Sea otters generally look about the size of a small dog, most similar to a Dachshund, or better known as a wiener dog. However, in Argentina, the locals are far more familiar with the Pteronura brasiliensis version of the species, a giant otter that easily reaches 1.7 meters in length. Essentially, this breed is the largest living otter species in the world, or close to it anyway.

For years, the Argentinian giant otter was thought to be extinct. A classic victim of hunting for its fur and development, destroying the otter’s habitat, wiping out its numbers in South America. The last pods were noted in the 1980s in northern Argentina, and further south the otter hadn’t been seen in more than 130 years.

However, in the beginning of summer 2021, a singular male otter was captured while a biologist, Sebastián Di Martino, was doing observations along a river in the El Impenetrable National Park. Lo and behold, this male species was huge, far bigger than any otter the researcher had ever seen or studied before. However, the otter got loose, and it got away before the researcher could take a photo of it for the record. He went back again and this time a photo was possible. The otter approached again, propped up out of the water for a clear view, and its white chest was distinct and visible outside of the water.

A typical giant otter can easily mass more than 65 lbs in body weight. Immediately dubbed “endangered,” the giant otter is a bit of an annoyance due to its diet. The animal goes after local fish voraciously, but it has a vulnerability in being playful and curious around humans. It’s one of the reasons why they were wiped out so easily. Their lack of fear of humans pretty much made the animal an easy target from boats, especially with rifles.

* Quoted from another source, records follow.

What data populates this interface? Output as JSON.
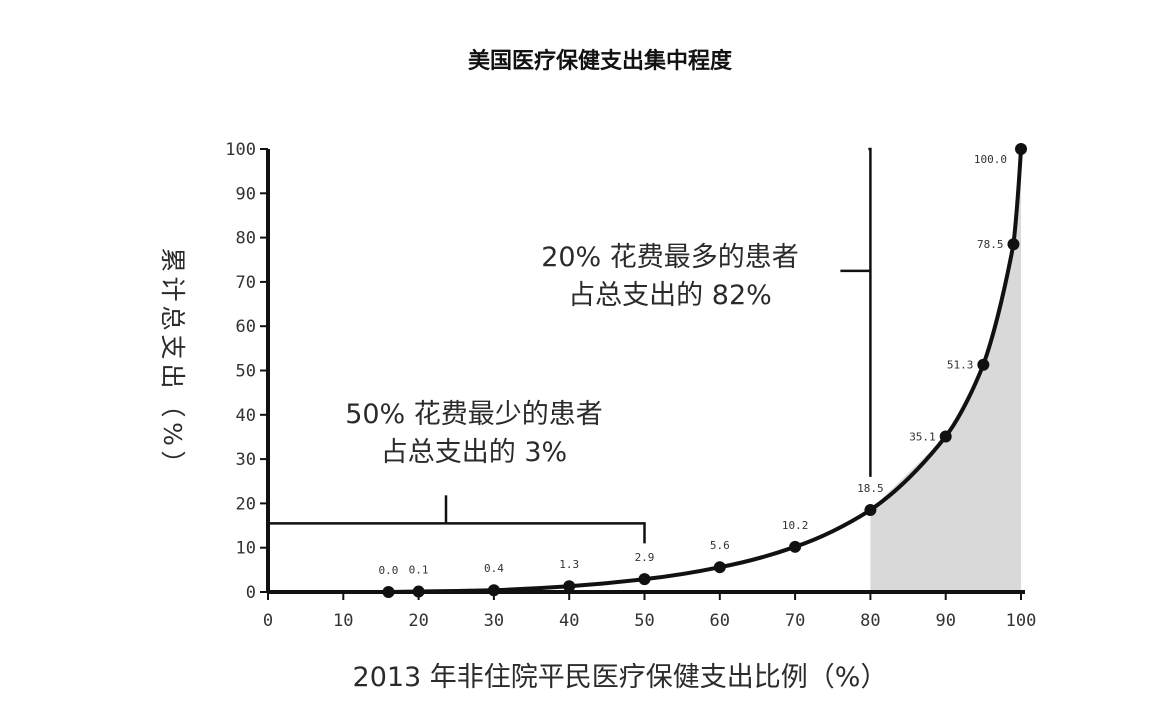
{
  "chart_data": {
    "type": "line",
    "title": "美国医疗保健支出集中程度",
    "xlabel": "2013 年非住院平民医疗保健支出比例（%）",
    "ylabel_chars": [
      "累",
      "计",
      "总",
      "支",
      "出",
      "（",
      "%",
      "）"
    ],
    "xlim": [
      0,
      100
    ],
    "ylim": [
      0,
      100
    ],
    "x_ticks": [
      "0",
      "10",
      "20",
      "30",
      "40",
      "50",
      "60",
      "70",
      "80",
      "90",
      "100"
    ],
    "y_ticks": [
      "0",
      "10",
      "20",
      "30",
      "40",
      "50",
      "60",
      "70",
      "80",
      "90",
      "100"
    ],
    "points": [
      {
        "x": 16,
        "y": 0.0,
        "label": "0.0"
      },
      {
        "x": 20,
        "y": 0.1,
        "label": "0.1"
      },
      {
        "x": 30,
        "y": 0.4,
        "label": "0.4"
      },
      {
        "x": 40,
        "y": 1.3,
        "label": "1.3"
      },
      {
        "x": 50,
        "y": 2.9,
        "label": "2.9"
      },
      {
        "x": 60,
        "y": 5.6,
        "label": "5.6"
      },
      {
        "x": 70,
        "y": 10.2,
        "label": "10.2"
      },
      {
        "x": 80,
        "y": 18.5,
        "label": "18.5"
      },
      {
        "x": 90,
        "y": 35.1,
        "label": "35.1"
      },
      {
        "x": 95,
        "y": 51.3,
        "label": "51.3"
      },
      {
        "x": 99,
        "y": 78.5,
        "label": "78.5"
      },
      {
        "x": 100,
        "y": 100.0,
        "label": "100.0"
      }
    ],
    "shaded_x_range": [
      80,
      100
    ],
    "annotations": [
      {
        "id": "top20",
        "lines": [
          "20% 花费最多的患者",
          "占总支出的 82%"
        ]
      },
      {
        "id": "bottom50",
        "lines": [
          "50% 花费最少的患者",
          "占总支出的 3%"
        ]
      }
    ],
    "colors": {
      "line": "#111111",
      "shade": "#d9d9d9",
      "axis": "#111111"
    }
  }
}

Given the discoveries, in 2018 Argentina’s government started and has made it a point to help boost the otter’s numbers, specifically in the Ibera wetland region. Now, given the presence of the male otter in the Impenetrable, efforts are also being made to reintroduce the giant otter in numbers to the same area as well. More than likely, the individual made his way in from Paraguay, providing proof that the animals use the waterways to stay connected to larger groups. The goal is to keep the male in the area, as well as introduce females, so that they together can create a new local Argentinian pod in the Impenetrable.

Using a female born in captivity, as well as cordoning off the Impenetrable once the male is confirmed inside, the expectation on efforts is that the pair will produce a new family of native giant otters for Argentina and repopulate the area once again with the species. If successful, it will effectively reverse the damage done by humans through the conservation work of humans.